If weeks of leaks have been accurate, a grand jury in St. Louis will soon conclude that no charges should be filed against Ferguson police officer Darren Wilson in the shooting death of Michael Brown.
You could argue that such a finding would be in error. You could argue that the St. Louis county prosecutor handling the case, Robert McCullough, has a long history of backing law enforcement even in cases where such support may not have been appropriate. Some have already begun making that case, and will continue to do so.
However, federal prosecutors under U.S. Attorney General Eric Holder have also investigated the case and have apparently concluded that they too don't have enough evidence to charge Wilson with violating Brown's rights. If that indeed proves to be the case, it should go a long way toward reassuring people that justice is being done. When Holder went to Ferguson in the wake of the shooting and related his own experiences as a young black male with police officers, he was strongly criticized by some, as if he were taking sides in that particular case. He was not. He was attempting to defuse general anger and frustration, but without commenting on the specifics of the case in question.

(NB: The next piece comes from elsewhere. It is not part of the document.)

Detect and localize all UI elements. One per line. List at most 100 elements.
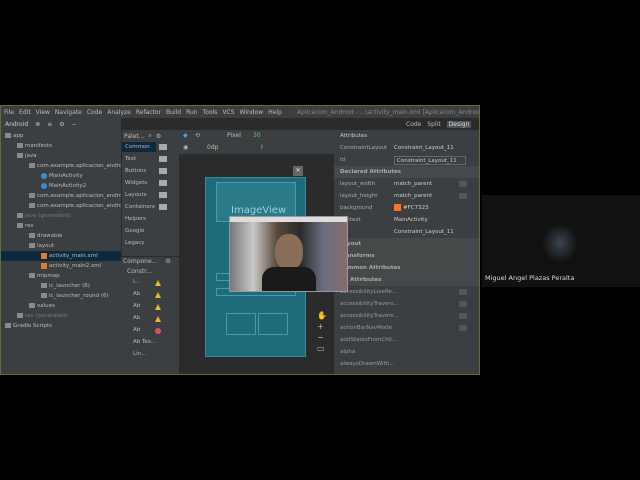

That kind of background and outreach will give the findings of his department a powerful credibility among many that McCullough, the St. Louis prosecutor, does not have. It will give those counseling a peaceful reaction a convincing case to make, and testifies to the importance of a power structure that reflects the diversity of those within it.
Furthermore, a failure to file criminal charges would not prove that Officer Wilson performed professionally in his confrontation with Brown or that he ought to remain in law enforcement. Those remain open questions because we haven't been given access to the evidence that the grand jury and federal prosecutors have been studying. Let's see what the facts tell us.

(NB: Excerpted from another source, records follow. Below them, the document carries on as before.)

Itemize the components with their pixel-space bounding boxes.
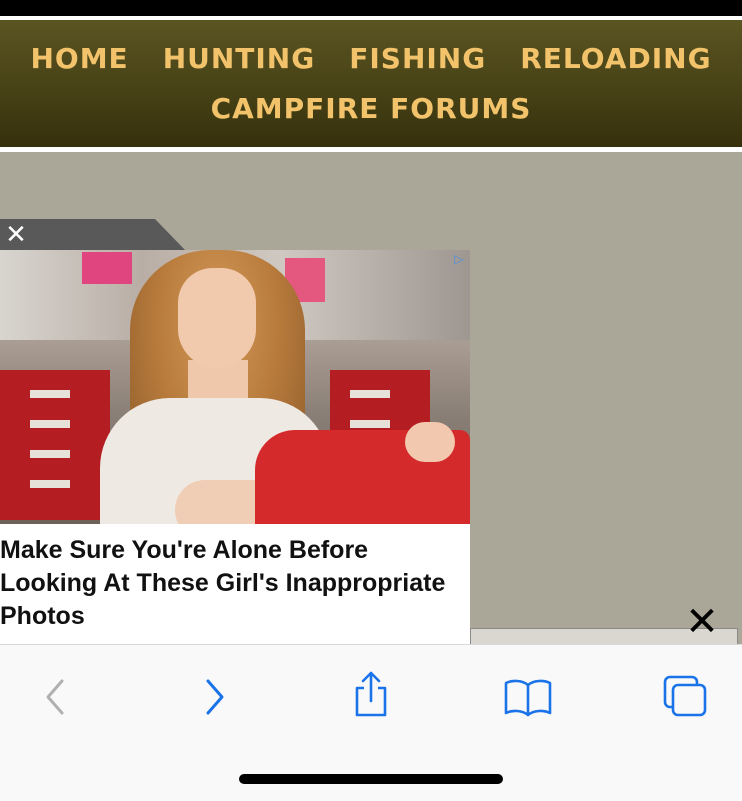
site-nav: HOME HUNTING FISHING RELOADING CAMPFIRE … [0, 20, 742, 147]
nav-link-fishing[interactable]: FISHING [349, 42, 486, 75]
nav-link-reloading[interactable]: RELOADING [520, 42, 711, 75]
share-icon [355, 671, 387, 717]
ad-image[interactable]: ▷ [0, 250, 470, 524]
book-icon [504, 679, 552, 717]
nav-row: CAMPFIRE FORUMS [0, 92, 742, 125]
nav-link-hunting[interactable]: HUNTING [163, 42, 316, 75]
ad-headline[interactable]: Make Sure You're Alone Before Looking At… [0, 534, 462, 633]
status-bar [0, 0, 742, 16]
nav-link-campfire-forums[interactable]: CAMPFIRE FORUMS [211, 92, 532, 125]
share-button[interactable] [343, 671, 399, 719]
forward-button[interactable] [188, 675, 244, 719]
nav-row: HOME HUNTING FISHING RELOADING [0, 42, 742, 75]
chevron-left-icon [46, 679, 64, 715]
adchoices-icon[interactable]: ▷ [452, 252, 466, 266]
tabs-button[interactable] [657, 675, 713, 719]
chevron-right-icon [206, 679, 224, 715]
home-indicator[interactable] [239, 774, 503, 784]
back-button[interactable] [28, 675, 84, 719]
close-icon[interactable]: ✕ [684, 602, 720, 642]
nav-link-home[interactable]: HOME [30, 42, 128, 75]
tabs-icon [663, 675, 707, 717]
bookmarks-button[interactable] [500, 675, 556, 719]
ad-card[interactable]: ▷ Make Sure You're Alone Before Looking … [0, 250, 470, 644]
close-icon[interactable]: ✕ [4, 222, 28, 248]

If no charges are filed by either local or federal prosecutors, does that mean that the protests and controversy surrounding the Brown killing were all for naught or even unjustified? No, it absolutely does not. Brown's killing and law enforcement's behavior in its aftermath -- from leaving his body on the street for four hours to its overly militaristic, outright repressive response to protests -- sparked a confrontation in Ferguson precisely because conditions there were already so ripe for it. That was the larger problem.
In other communities with a better relationship between law enforcement and those it is hired to protect, the killing of a young man in such a fashion would have brought intense scrutiny, as it should have, but it would not have touched off such an emotional, long-running confrontation. Demonstrations and tense conflicts between citizens and law enforcement in Ferguson reflected a much deeper, pre-existing problem in that town and surrounding communities, and in many other places as well.
Brown's death brought those problems to the forefront. It made them impossible for civic, community, religious and law enforcement officials in the St. Louis region to ignore, and significant positive change has already resulted. It also forced a painful, at times ugly national conversation about race relations, political power and abusive police practices that ought to continue.
It ought to continue peacefully. Law enforcement and protest organizers have both had a long time to prepare for what happens next. A criminal element beyond the control of either group may attempt to take advantage of the situation, but they should not be permitted to dictate events. "The ultimate weakness of violence is that it is a descending spiral, begetting the very thing it seeks to destroy," as Martin Luther King reminded us. "Instead of diminishing evil, it multiplies it."